10. Si la requérante se prévaut également de l’irrégularité, au regard de l’article L. 52-8 du code électoral, d’un courrier du maire d’une commune invitant à voter pour Mme de PELICHY, ce grief, invoqué pour la première fois dans un mémoire en réplique enregistré postérieurement à l’expiration du délai de dix jours prévu à l’article 33 de l’ordonnance du 7 novembre 1958, est irrecevable.
11. Il résulte de tout ce qui précède que la requête de Mme PARIS doit être rejetée.
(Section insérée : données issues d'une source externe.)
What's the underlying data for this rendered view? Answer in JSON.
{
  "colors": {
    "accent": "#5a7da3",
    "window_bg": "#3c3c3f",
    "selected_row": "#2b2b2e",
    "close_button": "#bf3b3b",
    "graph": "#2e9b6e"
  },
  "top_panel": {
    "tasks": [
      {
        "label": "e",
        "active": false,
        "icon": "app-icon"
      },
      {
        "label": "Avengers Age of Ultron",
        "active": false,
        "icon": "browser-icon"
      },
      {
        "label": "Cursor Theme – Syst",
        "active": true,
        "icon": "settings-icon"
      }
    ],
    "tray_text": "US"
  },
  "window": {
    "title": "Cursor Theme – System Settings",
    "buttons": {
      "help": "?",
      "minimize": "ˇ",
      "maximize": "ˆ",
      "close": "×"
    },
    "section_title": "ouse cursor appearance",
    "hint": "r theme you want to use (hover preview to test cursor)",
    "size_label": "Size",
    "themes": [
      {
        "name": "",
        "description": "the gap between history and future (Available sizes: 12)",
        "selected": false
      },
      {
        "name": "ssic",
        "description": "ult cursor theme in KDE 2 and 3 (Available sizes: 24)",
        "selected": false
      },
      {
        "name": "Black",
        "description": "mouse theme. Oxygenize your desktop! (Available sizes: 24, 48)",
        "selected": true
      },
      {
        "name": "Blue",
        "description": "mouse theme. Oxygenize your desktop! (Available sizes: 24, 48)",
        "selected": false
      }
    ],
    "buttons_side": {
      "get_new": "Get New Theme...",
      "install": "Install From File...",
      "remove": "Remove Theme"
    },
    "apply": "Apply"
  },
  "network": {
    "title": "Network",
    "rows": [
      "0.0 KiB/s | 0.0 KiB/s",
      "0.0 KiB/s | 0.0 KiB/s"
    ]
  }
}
LE CONSEIL CONSTITUTIONNEL DÉCIDE :
Article 1er. - La requête de Mme Mathilde PARIS est rejetée.
Article 2. - Cette décision sera publiée au Journal officiel de la République française et notifiée dans les conditions prévues à l’article 18 du règlement applicable à la procédure suivie devant le Conseil constitutionnel pour le contentieux de l’élection des députés et des sénateurs.
Jugé par le Conseil constitutionnel dans sa séance du 6 mars 2025, où siégeaient : M. Laurent FABIUS, Président, Mme Jacqueline GOURAULT, M. Alain JUPPÉ, Mmes Corinne LUQUIENS, Véronique MALBEC, MM. Jacques MÉZARD, François PILLET, Michel PINAULT et François SÉNERS.
Rendu public le 7 mars 2025.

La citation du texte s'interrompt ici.